До сих пор мне еще не представилось случая рассказать, что приблизительно с 1966 года я все собирался Сашке спеть, надеясь – по неосознанной принадлежности своей, как теперь выражаются специалисты, к дворовой (хоть и укорененной в седую старину) культурной традиции – быть лучше услышанным, м.б., добиться желанного отклика. Для этой цели я приобрел в магазине «Культтовары» недорогую семиструнку и научился брать на ней полдюжины аккордов. У меня достало и слуха, и прилежания, так что через несколько месяцев я мог бы выполнить задуманное. Сперва я затеял даже подобрать мелодию на собственные, подходящие к случаю стихи, но из этого ничего путного не вышло: покуда я освоился с инструментом, Сашка успела меня удалить, а подготовленные стихотворные строки оказались из рук вон плохи; обращать их к Сашке ни под каким видом не стоило. Оттого-то гитару я забросил еще до знакомства с Катей, иначе бы меня принудили петь с моим покойным тестем дуэтом. Но зато уж песни! – песни я, сам того не желая, сохранил в полноте: от «В городском саду играет духовой оркестр…» – ее мне пела мама взамен колыбельной, – или «В любви ведь нужно открытым быть и честным…» и «Мне бесконечно жаль…» до «Кондуктор не спешит, кондуктор понимает…» – или, к примеру, той, от которой я так и не смог до сегодняшнего дня отвыкнуть, – из тестевского репертуара: «Па́следний раз твою ца́лую руку…» [69] .
Их были десятки, если не сотни; я помнил их все, и мог бы спеть их Сашке Чумаковой хоть прямо сейчас – любую. Но не тут-то было. С некоторых пор мы с песнями сторонились друг друга; сочувствовали, сопереживали, но именно потому, по взаимному согласию, старались друг друга не замечать, чтобы избегнуть неловкости. Уж слишком хорошо мы были знакомы: я знал их подноготную – т. е. понимал, о чем в них по правде поется, а они, в свою очередь, знали мою: русские песни видели меня насквозь. Спасало только отстранение, которое мне неплохо удавалось. В свою очередь, песни, чтобы не доводить меня до тоскливого спазматического скулежа по ночам, норовили уйти от греха куда подальше, скрыться с моих глаз долой, где ничего не разберешь. На таком расстоянии нам было позволительно притвориться, что мы друг ко дружке всего лишь доброжелательно безразличны.
Но давнего своего замысла я не оставлял и загодя подготовил для Сашки нечто здешнее, причем лицезрение ее портрета в галерее «Старые Шляпы», до которого меня сговорились больше не подпускать, сразу же подтвердило правильность моего выбора.
– У тебя окончательно башню снесло?
Это выражение я уже слышал от Марика и определил его значение по контексту.
– Сашка; ты не забывай, что я давно уехал и не очень понимаю по новой фене, только догадываюсь. Голова у меня на месте, и песенка у меня очень старая, хотя совершенно американская. Но она про тебя! Я ее как услышал, сразу понял, что она про тебя. А недавно я точно убедился, что она про тебя! Вот —
Her mind is tiffany-twisted, she got the Mercedes bends,
She got a lot of pretty, pretty boys, that she calls friends.
How they dance in the courtyard, sweet summer sweat.
Some dance to remember, some dance to forget… [70]
Это стало для меня сносной, не слишком унизительной заменой «Перебиты, поломаны крылья…» и «Здравствуй, чужая милая…».
– Я же не понимаю!
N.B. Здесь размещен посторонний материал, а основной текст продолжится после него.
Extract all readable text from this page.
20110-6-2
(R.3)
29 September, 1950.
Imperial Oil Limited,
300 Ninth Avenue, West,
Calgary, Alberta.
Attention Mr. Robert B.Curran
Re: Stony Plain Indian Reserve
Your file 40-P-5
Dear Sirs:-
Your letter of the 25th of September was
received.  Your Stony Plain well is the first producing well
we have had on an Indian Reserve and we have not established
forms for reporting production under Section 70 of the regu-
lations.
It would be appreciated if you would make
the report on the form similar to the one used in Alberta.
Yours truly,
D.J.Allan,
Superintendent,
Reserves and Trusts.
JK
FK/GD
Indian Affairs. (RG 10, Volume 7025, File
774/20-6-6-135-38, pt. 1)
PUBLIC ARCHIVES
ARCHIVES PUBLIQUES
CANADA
Колька, ты что?! Мы же немецкий в школе учили! – всхлипнула в…еве Александра Федоровна.
– Все ты понимаешь, Чумакова. – Сашка отвлекалась с той же стремительностью и неотвратимостью, что и атаковала. – Просто эта песня для тебя разоблачительная. Она про то, как ты у себя во дворе под вашими яблонями-грушами со всякими танцуешь и зажимаешься, а я у забора стою и в щелку смотрю. Помнишь?
– Я не могу постоянно карябаться в прошлом!! – непривычно громко вскрикнула Сашка. – Это не может быть слишком долго!.. Из меня уходит вся моя – да, моя, моя, Колька! – моя жизнь!